In 2 Chronicles 10, King Rehoboam (son of Solomon) is asked by the people to ease the burden of work given to them. In return, they commit to faithfully serve the king.
Rehoboam decides to wait 3 days before giving an answer. He consults two groups of counselors: old men who served under his father Solomon, and young guys his own age. The old guys recommended that he ease the work of the people, serve the people, and speak good things to the people. The young guys recommended that he make the work and the punishments more harsh (maybe because they didn’t have video games back then to inflate their ego).
So Rehoboam decides to go with the counsel of the young guys, which meant becoming a tyrant over his people. The people ended up stoning to death the taskmaster placed over them, and Rehoboam had to flee.
All to often we get caught up in the black or white nature of policy. We like firm boundaries. More often than not we would rather bend people to fit around our “brilliant” policies and strategies.
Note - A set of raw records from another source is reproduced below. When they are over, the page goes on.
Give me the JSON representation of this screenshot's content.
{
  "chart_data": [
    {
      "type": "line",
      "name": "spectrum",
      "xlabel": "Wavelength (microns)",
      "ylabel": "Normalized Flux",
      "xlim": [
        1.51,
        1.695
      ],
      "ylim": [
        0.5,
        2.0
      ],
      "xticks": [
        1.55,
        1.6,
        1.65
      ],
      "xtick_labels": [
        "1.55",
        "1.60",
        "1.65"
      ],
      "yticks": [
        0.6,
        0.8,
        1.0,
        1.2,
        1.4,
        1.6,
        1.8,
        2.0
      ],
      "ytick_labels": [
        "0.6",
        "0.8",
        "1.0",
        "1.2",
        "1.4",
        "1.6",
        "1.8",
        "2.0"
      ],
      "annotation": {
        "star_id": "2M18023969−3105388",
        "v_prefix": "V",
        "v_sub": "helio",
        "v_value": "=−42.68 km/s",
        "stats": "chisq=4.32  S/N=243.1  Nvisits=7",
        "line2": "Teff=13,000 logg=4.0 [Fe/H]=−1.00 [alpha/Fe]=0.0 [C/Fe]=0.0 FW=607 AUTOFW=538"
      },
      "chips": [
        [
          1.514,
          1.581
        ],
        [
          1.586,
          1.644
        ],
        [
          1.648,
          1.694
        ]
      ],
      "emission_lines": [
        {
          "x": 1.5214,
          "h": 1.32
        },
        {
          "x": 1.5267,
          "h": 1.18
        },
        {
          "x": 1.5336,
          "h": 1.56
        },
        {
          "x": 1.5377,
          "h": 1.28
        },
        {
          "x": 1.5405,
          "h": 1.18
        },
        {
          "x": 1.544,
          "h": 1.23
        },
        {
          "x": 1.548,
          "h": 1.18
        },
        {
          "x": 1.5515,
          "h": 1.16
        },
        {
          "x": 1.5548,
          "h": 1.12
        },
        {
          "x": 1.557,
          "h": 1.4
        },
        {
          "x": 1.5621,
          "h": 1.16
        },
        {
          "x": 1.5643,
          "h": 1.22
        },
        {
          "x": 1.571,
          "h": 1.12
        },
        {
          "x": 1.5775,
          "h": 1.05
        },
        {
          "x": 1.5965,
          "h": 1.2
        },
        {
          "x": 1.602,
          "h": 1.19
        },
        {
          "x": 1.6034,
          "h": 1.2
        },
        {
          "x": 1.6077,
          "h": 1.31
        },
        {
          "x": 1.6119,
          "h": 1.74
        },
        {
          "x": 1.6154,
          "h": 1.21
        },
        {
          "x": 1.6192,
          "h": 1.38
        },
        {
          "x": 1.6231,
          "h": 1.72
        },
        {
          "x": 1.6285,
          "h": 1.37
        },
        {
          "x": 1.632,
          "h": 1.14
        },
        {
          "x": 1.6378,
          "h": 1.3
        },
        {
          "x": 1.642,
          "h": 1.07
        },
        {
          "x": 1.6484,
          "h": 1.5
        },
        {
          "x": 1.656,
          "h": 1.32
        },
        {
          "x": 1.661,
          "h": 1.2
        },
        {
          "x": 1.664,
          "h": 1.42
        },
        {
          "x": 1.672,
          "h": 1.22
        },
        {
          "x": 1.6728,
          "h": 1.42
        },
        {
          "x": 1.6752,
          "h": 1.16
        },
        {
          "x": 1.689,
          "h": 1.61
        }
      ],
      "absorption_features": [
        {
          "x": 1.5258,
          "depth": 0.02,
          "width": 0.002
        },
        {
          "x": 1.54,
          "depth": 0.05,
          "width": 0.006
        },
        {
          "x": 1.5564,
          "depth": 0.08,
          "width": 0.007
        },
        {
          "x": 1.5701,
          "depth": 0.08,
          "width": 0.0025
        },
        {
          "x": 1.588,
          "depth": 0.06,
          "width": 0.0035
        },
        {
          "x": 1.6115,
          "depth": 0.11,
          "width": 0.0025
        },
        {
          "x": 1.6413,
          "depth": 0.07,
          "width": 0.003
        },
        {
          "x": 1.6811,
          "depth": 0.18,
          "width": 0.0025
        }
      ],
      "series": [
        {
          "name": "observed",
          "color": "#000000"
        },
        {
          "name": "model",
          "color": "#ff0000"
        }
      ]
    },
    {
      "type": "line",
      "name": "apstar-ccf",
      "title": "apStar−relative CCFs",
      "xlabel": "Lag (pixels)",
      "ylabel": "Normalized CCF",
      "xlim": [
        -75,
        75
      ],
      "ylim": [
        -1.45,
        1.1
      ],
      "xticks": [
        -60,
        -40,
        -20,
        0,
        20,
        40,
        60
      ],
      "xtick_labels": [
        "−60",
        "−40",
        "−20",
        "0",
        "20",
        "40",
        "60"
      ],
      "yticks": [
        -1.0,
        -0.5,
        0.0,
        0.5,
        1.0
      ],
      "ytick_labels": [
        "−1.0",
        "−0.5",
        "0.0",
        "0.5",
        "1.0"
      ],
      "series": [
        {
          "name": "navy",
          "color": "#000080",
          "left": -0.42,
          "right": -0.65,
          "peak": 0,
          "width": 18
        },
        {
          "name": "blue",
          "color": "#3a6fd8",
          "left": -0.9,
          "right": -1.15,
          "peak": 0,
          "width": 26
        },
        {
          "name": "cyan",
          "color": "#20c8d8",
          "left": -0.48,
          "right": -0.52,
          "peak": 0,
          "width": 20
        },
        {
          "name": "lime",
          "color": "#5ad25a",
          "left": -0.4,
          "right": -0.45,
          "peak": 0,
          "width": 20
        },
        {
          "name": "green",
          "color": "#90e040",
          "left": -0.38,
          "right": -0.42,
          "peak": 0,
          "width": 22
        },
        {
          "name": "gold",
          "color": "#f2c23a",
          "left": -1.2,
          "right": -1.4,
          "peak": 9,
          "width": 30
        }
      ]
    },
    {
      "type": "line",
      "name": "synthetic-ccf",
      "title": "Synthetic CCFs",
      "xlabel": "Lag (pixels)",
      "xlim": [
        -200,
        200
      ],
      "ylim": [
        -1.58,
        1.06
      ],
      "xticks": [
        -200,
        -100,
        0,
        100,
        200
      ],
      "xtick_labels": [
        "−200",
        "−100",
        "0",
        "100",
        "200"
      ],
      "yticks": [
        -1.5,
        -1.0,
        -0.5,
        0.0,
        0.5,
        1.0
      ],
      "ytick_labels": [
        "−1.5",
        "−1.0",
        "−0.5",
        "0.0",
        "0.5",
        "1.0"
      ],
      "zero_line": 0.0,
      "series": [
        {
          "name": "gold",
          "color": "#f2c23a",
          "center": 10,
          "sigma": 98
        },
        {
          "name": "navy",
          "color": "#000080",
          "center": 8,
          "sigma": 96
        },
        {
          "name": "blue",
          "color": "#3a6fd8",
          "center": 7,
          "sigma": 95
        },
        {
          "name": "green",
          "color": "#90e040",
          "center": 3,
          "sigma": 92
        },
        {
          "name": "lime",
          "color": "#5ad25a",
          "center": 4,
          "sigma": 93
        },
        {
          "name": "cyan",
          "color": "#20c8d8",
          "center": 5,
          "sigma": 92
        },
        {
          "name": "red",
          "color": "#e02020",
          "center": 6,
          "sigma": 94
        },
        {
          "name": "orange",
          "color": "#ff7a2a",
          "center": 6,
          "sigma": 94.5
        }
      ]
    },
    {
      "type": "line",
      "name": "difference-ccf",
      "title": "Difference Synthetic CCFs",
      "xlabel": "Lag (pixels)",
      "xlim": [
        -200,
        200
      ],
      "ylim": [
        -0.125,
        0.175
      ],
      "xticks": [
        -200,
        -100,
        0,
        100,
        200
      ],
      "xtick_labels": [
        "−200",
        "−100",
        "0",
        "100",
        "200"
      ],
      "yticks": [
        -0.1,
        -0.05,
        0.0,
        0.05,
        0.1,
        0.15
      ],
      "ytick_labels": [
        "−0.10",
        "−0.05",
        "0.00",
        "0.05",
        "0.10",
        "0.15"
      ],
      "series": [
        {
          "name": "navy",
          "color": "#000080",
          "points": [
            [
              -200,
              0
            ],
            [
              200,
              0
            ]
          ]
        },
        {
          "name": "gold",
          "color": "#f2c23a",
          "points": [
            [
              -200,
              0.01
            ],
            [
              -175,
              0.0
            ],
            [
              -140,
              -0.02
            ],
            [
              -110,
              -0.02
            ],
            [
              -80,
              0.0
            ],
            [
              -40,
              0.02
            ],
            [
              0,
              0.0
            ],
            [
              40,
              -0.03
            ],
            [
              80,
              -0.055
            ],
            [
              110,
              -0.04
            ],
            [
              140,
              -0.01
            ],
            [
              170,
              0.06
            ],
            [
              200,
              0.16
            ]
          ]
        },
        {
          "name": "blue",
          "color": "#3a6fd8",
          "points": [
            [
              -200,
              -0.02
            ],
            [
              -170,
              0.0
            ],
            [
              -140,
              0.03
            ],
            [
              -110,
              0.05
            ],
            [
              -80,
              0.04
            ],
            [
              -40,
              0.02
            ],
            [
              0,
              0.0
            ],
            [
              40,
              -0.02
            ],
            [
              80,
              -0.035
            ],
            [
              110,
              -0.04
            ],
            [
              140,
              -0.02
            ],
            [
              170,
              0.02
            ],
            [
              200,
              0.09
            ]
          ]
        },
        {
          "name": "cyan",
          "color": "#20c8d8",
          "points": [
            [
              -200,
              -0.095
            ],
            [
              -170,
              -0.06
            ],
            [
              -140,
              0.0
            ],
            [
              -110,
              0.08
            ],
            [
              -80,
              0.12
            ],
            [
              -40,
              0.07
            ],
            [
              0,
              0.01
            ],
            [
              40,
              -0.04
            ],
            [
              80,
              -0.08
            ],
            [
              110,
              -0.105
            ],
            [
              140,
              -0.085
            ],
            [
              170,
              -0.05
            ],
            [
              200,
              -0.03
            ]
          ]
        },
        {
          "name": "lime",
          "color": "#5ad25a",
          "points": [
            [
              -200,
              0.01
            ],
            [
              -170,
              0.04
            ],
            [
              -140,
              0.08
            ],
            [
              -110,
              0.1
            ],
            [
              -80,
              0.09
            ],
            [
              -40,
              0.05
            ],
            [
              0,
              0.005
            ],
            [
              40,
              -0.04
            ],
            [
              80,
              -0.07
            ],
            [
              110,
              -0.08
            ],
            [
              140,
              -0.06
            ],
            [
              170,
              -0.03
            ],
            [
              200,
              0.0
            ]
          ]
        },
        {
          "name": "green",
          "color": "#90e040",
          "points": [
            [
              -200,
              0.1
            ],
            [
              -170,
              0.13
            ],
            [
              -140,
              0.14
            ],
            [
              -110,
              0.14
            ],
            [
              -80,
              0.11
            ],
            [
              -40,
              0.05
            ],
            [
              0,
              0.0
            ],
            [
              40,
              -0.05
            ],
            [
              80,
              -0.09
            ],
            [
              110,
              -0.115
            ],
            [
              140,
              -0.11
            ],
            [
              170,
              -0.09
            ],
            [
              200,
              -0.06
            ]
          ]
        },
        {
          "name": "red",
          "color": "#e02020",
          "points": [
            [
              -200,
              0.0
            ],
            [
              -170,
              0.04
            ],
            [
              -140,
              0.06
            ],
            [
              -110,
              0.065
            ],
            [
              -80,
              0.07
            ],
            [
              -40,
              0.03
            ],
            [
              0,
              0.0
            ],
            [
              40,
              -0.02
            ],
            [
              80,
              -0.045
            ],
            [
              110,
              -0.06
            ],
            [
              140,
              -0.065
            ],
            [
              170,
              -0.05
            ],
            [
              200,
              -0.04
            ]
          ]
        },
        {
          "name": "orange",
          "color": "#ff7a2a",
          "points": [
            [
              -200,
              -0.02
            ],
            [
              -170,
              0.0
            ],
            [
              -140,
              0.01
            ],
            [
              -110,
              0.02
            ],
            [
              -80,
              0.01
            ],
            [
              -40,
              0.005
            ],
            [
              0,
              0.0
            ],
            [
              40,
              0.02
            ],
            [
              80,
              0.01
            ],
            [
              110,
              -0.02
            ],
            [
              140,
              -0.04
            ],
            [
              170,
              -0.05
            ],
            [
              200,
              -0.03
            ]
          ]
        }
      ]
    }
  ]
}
But did you see the counsel of the old guys? They advised him to serve the people; ease their load, and speak good words to them. The trade off? They would serve him forever.
As we lead people in churches, let us take the counsel of the old guys. While policies and guidelines are important, they do not take precedence over serving people. Life often happens in the gray area between the black and white. It’s our job to love and serve people through it, and point them to Jesus.